Mais nos dirigeants n’aiment pas en parler, de peur qu’il ne devienne
évident qu’eux-mêmes sont encore loin d’avoir "rééduqué leur propre
nature".
Si j’avais eu à écrire un projet de programme pour l’Internationale
communiste, j’aurais consacré beaucoup de place, dans ce chapitre (la
période de transition), à la théorie de Lénine sur l’Etat pendant la
dictature du prolétariat et au rôle du parti et de sa direction dans la
création d’une démocratie prolétarienne, telle qu’elle devrait être au
lieu de cette bureaucratie des soviets et du parti que nous avons
actuellement.
Le camarade Préobrajenski a promis de consacrer un chapitre spécial,
dans son livre Les conquêtes de la dictature du prolétariat en l’an XI
de la révolution, à la bureaucratie soviétique. J’espère qu’il
n’oubliera pas la bureaucratie du parti, qui joue un rôle bien plus
grand dans l’Etat soviétique que sa soeur des soviets. Je lui ai exprimé
l’espoir qu’il étudiera ce phénomène sociologique spécifique sous tous
ses aspects.

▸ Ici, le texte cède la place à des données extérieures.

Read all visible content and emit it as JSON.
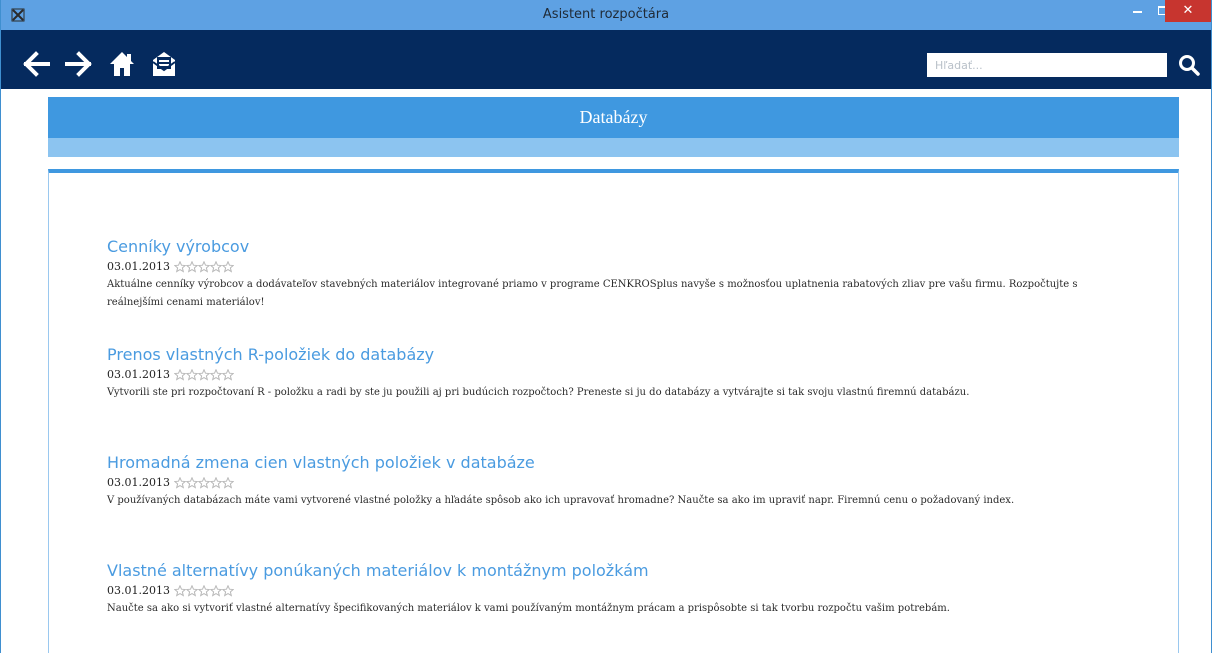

Il n’y a pas de brochure communiste qui, relatant la
trahison de la social-démocratie allemande du 4 août 1914, n’indique en
même temps quel rôle fatal les sommets bureaucratiques du parti et des
syndicats ont joué dans l’histoire de la chute de ce parti. Mais très
peu a été dit, et encore en termes très généraux, sur le rôle joué par
notre bureaucratie des soviets et du parti, dans la décomposition du
parti et de l’Etat soviétique. C’est un phénomène sociologique de la
plus haute importance qui ne peut, cependant, être compris et saisi dans
toute sa portée que si l’on examine quelles conséquences il a eues dans
le changement d’idéologie du parti et de la classe ouvrière.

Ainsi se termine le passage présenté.